Lustre is the codename of a secret treaty signed by France and the Five Eyes (FVEY) for cooperation in signals intelligence and for mutual data exchange between their respective intelligence agencies. Its existence was revealed during the 2013 global surveillance disclosure based on documents leaked by the former NSA contractor Edward Snowden.

== Historical background ==

The Directorate-General for External Security (DGSE) of France maintains a close relationship with both the NSA and the GCHQ after discussions for increased cooperation began in November 2006. By the early 2010s, the extent of cooperation in the joint interception of digital data by the DGSE and the NSA was noted to have increased dramatically.
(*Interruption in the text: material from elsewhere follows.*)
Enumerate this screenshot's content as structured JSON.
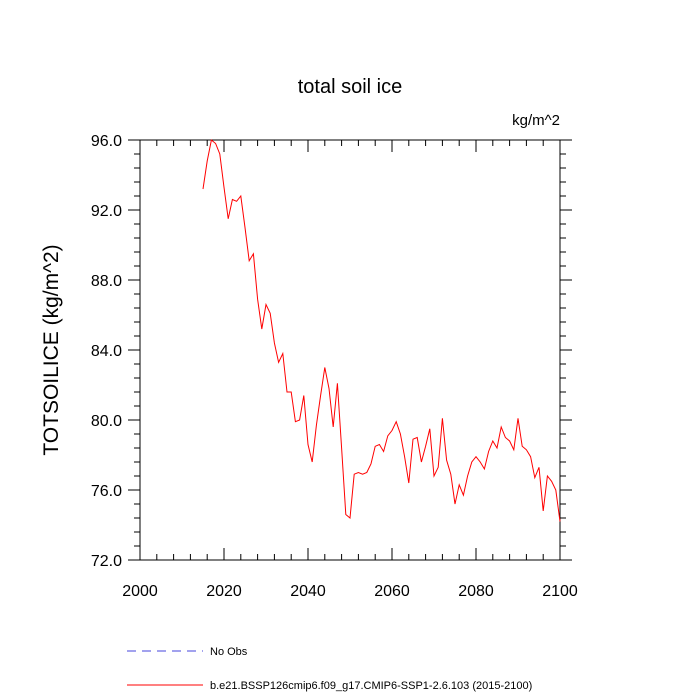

In 2011, a formal memorandum for data exchange was signed by the DGSE and the NSA, which facilitated the transfer of millions of metadata records from the DGSE to the NSA. In 2013, the existence of the Lustre treaty was revealed in documents leaked by the former NSA contractor Edward Snowden.

== Signatories ==
- France
- Direction Générale de la Sécurité Extérieure (DGSE) of France
- Five Eyes
- Australian Signals Directorate (ASD) of Australia
- Communications Security Establishment of Canada (CSEC)
- Government Communications Security Bureau (GCSB) of New Zealand
- Government Communications Headquarters (GCHQ) of the United Kingdom
- National Security Agency (NSA) of the United States

== Scale of surveillance ==

The French telecommunications corporation Orange S.A. shares customer call data with the French intelligence agency DGSE, and the intercepted data is handed over to GCHQ.

From December 2012 to 8 January 2013, over 70 million metadata records were handed over to the NSA by French intelligence agencies.